Sekitar 32 hektaran termasuk empat yang sedang berjalan: Grand Dhika City Bekasi, Taman Melati Jatinangor, Taman Melati Surabaya, dan Grand Taman Melati Margonda. Sembilan lagi kita kembangkan mulai tahun depan. Tidak semua proyek kita jual putus, sebagian disewakan sebagai recurring income (sumber pendapatan berulang). Target kita 15 – 30 persen pendapatan kita dari recurring income sebagai katup pengaman saat bisnis properti lesu.
Kenapa BUMN konstruksi agresif sekali masuk bisnis properti belakangan ini?
Sekarang dunia konstruksi banyak disorot (sejumlah petinggi BUMN konstruksi terlibat kasus suap dan diadili terkait upaya mendapatkan proyek, Red), sehingga kita berpikir kita makin susah (kalau hanya mengandalkan bisnis konstruksi). Marginnya juga tipis, hanya 5 – 7 persen. Jadi kenapa nggak buat bisnis properti, duitnya nggak kemana mana. Ada juga kebijakan Kementerian BUMN supaya BUMN mengoptimalkan pengelolaan aset-asetnya. Saya kira langkah ini sudah tepat. Cuma kadang-kadang karena dianggap perusahaan konstruksi, developernya belum dilihat secara serius.
APP pede masuk bisnis properti?
Karena spesialis di industri konstruksi, mau tak mau kita ngerti bisnis properti. Saya sendiri tahun 95 masuk Adhi Karya langsung di divisi Adhi Realty sampai sekarang. Sempat ditarik ke Adhi Persada Gedung, tapi hanya sebentar, kemudian balik lagi. Hanya memang kalau diwawancara wartawan, kelihatan beda direksi pengembang dari BUMN dan swasta. Kita kalau ngomong agak sungkan. Kita juga tidak bisa seleluasa swasta, karena masa jabatan direksi BUMN dibatasi empat tahun. Jadi kita sulit berpikir jangka panjang. Mau beli tanah, harus minta izin dulu. Belum ada izin, belum bisa bebasin. Saat ngurus izin, orang udah pada tahu kita mau bangun apa. Kalau swasta, kekuasaan pemiliknya absolut. Dia bisa menetapkan target jangka panjang dan bebas melakukan apa saja untuk mencapainya. Dia bisa bebasin tanah kapan saja.
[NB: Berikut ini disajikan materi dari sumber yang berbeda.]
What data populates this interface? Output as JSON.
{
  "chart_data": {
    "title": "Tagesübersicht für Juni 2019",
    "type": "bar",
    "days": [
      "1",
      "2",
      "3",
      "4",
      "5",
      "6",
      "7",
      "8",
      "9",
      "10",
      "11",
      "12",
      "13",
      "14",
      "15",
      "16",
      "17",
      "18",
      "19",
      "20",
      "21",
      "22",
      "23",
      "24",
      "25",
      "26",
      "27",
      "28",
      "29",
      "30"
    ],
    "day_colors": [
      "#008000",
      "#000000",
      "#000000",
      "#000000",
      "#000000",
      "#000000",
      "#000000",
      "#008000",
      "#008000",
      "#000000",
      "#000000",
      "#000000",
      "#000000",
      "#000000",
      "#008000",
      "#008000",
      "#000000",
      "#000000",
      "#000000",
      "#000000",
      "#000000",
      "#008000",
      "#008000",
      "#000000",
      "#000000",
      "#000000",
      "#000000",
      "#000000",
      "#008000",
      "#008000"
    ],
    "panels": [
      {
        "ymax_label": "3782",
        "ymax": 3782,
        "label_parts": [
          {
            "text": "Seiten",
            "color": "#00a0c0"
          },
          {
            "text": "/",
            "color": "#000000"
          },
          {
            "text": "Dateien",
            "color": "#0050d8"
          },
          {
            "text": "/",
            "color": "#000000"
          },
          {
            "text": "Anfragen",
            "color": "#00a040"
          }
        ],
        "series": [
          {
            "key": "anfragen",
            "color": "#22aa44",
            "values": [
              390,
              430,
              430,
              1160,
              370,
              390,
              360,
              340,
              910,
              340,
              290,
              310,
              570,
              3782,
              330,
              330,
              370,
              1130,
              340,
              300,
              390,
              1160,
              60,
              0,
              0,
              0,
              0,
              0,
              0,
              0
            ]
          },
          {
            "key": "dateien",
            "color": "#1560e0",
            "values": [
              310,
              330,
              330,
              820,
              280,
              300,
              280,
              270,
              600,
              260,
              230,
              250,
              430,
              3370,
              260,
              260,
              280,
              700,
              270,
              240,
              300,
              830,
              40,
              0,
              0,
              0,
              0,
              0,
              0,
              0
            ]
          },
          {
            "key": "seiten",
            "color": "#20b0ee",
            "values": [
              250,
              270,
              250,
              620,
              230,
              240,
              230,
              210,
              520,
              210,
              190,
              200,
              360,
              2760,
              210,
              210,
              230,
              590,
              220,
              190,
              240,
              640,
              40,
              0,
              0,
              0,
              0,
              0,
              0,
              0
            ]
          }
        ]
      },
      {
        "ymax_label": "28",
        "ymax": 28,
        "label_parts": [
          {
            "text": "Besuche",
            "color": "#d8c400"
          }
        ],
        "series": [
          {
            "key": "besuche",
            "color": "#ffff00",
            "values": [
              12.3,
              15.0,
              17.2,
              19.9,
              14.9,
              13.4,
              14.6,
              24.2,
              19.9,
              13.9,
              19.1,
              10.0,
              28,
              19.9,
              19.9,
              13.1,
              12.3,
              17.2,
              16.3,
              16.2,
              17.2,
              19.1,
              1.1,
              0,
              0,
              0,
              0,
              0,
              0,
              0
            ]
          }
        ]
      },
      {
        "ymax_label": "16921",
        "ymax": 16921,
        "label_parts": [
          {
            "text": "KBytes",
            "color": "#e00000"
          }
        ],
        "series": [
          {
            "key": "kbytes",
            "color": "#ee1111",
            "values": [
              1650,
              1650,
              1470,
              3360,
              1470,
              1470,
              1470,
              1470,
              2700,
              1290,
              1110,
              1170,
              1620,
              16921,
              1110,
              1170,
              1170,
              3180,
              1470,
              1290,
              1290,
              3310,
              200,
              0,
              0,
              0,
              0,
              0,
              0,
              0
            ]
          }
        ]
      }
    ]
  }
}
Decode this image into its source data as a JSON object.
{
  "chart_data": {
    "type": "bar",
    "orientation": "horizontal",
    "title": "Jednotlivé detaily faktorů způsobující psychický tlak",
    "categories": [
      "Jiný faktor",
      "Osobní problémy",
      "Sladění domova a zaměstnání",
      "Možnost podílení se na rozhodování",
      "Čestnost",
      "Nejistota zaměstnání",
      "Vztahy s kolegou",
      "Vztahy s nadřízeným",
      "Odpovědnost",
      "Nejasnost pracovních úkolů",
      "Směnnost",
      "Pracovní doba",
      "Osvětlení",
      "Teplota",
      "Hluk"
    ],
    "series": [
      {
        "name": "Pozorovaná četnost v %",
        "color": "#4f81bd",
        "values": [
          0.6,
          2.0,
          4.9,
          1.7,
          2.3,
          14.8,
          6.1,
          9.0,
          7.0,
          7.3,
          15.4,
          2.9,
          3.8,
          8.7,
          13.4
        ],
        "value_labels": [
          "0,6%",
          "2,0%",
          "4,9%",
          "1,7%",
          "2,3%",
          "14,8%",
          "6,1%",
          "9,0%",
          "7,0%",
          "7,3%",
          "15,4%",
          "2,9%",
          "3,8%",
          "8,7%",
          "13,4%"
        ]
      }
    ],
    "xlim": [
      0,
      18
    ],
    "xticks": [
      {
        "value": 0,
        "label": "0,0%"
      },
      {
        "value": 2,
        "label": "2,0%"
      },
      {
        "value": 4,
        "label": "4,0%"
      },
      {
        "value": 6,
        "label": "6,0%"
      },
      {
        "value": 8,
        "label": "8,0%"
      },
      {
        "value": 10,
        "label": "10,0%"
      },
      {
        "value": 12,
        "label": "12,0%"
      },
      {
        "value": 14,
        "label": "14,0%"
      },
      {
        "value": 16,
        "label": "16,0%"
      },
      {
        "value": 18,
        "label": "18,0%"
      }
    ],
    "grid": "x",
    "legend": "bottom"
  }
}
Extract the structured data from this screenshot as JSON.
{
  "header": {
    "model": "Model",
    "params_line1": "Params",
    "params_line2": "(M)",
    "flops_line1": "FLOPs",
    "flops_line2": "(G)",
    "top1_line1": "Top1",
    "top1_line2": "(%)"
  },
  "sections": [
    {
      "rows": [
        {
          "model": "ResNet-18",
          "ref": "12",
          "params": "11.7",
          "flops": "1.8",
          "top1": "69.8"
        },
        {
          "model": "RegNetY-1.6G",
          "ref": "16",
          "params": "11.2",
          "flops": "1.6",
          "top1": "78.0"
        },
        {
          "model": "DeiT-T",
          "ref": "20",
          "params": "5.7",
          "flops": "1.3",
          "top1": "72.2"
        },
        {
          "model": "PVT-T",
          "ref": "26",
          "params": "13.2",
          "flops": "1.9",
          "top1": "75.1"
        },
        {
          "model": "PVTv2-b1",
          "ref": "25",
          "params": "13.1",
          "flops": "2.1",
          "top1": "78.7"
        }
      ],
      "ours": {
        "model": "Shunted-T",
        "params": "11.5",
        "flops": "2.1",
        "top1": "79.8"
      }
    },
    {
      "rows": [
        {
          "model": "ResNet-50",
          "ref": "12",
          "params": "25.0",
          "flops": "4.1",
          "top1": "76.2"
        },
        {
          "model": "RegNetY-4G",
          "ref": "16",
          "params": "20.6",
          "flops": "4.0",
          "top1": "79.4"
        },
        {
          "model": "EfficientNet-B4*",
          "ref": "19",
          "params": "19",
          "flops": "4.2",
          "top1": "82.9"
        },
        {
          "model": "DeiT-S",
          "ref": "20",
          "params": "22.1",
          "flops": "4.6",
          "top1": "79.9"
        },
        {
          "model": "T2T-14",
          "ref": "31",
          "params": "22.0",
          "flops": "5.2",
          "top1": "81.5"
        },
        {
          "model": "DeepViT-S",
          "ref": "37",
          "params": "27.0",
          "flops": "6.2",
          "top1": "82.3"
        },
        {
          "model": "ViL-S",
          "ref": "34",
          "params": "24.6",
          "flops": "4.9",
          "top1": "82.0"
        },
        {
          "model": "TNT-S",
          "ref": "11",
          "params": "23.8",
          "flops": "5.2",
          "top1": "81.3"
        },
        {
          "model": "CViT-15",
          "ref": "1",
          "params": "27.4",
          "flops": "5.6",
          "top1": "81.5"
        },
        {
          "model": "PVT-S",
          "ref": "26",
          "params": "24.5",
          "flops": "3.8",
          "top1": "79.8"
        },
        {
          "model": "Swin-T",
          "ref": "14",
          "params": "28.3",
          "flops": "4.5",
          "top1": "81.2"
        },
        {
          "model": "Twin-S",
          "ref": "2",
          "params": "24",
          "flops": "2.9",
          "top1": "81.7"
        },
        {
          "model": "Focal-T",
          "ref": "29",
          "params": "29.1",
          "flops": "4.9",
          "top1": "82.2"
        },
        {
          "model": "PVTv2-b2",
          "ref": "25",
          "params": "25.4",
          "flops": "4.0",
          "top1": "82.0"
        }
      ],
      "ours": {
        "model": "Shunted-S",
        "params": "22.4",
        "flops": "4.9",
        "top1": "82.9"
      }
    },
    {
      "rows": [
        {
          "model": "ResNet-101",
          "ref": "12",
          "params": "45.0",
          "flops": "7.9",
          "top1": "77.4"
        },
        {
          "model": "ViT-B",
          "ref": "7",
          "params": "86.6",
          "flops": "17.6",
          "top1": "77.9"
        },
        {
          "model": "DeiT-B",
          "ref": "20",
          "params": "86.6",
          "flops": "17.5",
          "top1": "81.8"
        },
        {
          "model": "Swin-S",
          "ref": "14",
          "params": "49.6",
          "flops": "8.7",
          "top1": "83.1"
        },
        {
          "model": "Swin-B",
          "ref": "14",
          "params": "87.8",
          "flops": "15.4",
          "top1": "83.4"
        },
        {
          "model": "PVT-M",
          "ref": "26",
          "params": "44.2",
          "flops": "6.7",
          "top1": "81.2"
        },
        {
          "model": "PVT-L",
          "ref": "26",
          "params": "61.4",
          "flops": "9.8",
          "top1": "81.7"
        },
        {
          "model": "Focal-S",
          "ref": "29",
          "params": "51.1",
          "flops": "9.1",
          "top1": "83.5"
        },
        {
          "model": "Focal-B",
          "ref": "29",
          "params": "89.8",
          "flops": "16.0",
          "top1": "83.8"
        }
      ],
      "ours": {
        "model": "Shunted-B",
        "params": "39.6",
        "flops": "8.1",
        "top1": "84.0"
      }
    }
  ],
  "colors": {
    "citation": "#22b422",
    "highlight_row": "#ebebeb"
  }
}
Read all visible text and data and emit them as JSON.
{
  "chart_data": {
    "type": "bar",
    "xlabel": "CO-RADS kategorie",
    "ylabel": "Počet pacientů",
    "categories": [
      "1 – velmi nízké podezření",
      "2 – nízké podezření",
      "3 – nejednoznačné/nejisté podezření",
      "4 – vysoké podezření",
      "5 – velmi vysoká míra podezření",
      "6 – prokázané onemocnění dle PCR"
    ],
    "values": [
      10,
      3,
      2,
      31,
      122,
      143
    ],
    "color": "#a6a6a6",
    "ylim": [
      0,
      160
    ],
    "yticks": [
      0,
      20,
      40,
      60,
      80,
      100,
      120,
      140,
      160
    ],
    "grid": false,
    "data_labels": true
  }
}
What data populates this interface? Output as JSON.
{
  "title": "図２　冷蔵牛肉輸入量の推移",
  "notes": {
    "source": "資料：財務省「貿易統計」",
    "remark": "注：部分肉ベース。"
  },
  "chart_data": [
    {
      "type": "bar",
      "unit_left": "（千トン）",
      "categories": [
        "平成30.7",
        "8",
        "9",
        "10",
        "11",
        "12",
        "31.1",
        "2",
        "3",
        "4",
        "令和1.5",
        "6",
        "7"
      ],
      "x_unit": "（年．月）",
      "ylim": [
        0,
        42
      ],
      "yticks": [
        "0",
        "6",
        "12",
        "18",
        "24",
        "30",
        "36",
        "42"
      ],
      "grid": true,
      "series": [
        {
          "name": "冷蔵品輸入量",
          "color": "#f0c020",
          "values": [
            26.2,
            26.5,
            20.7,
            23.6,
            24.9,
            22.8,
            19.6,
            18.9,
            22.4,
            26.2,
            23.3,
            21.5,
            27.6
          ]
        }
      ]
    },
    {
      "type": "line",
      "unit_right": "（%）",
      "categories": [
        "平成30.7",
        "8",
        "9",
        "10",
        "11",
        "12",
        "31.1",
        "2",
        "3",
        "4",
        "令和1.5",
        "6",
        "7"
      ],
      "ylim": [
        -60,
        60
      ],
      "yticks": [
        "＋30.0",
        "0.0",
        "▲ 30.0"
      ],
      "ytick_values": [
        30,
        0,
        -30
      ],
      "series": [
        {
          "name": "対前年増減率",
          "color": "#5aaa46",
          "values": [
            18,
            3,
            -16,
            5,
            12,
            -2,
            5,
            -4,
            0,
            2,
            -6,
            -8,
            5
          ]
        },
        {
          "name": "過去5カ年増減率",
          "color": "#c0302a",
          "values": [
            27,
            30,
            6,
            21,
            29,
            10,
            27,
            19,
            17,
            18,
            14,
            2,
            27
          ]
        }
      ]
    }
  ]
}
Menurut Pulung, berbeda dengan yang lain, Adhi Karya tidak babak belur saat krisis moneter 1998. “Memang beberapa proyek mandek karena pembebasan tanahnya dihentikan. Tapi yang sedang dipasarkan, penjualannya malah kenceng. Misalnya, perumahan Century di Bekasi bisa jualan 30 unit per bulan cash, karena rumahnya sudah jadi,” katanya. Karena itu tahun 2000 divisi Adhi Realty sudah bisa melansir proyek baru berupa ruko, kemudian Taman Melati Sawangan tahun 2004.
Pulung sendiri alumni jurusan arsitektur dari ITS Surabaya angkatan 1989, lulus tahun 1994. “Tadinya lulus SMA tahun 1987 saya kuliah di Fakultas Kedokteran Hewan Unair empat semester. Ketika diterima di ITS, kuliah itu saya tinggalkan,” kata pria kelahiran Surabaya, 12 September 1968, ini. Ia mengakui ilmu arsitektur yang dipelajarinya sangat mendukung karirnya. Tapi ia sendiri jarang menggunakan ilmu itu untuk, misalnya mendesain rumah tinggal. Di luar jam kerja kesibukan Pulung justru berbisnis kuliner dengan merek “Bebek Bengis”. Tadinya restorannya ada tiga, di Depok, Bekasi, dan Tangerang, tapi kemudian yang di Depok dan Tangerang ditutup. “Jadi sekarang tinggal di Pekayon (Bekasi),” ujarnya.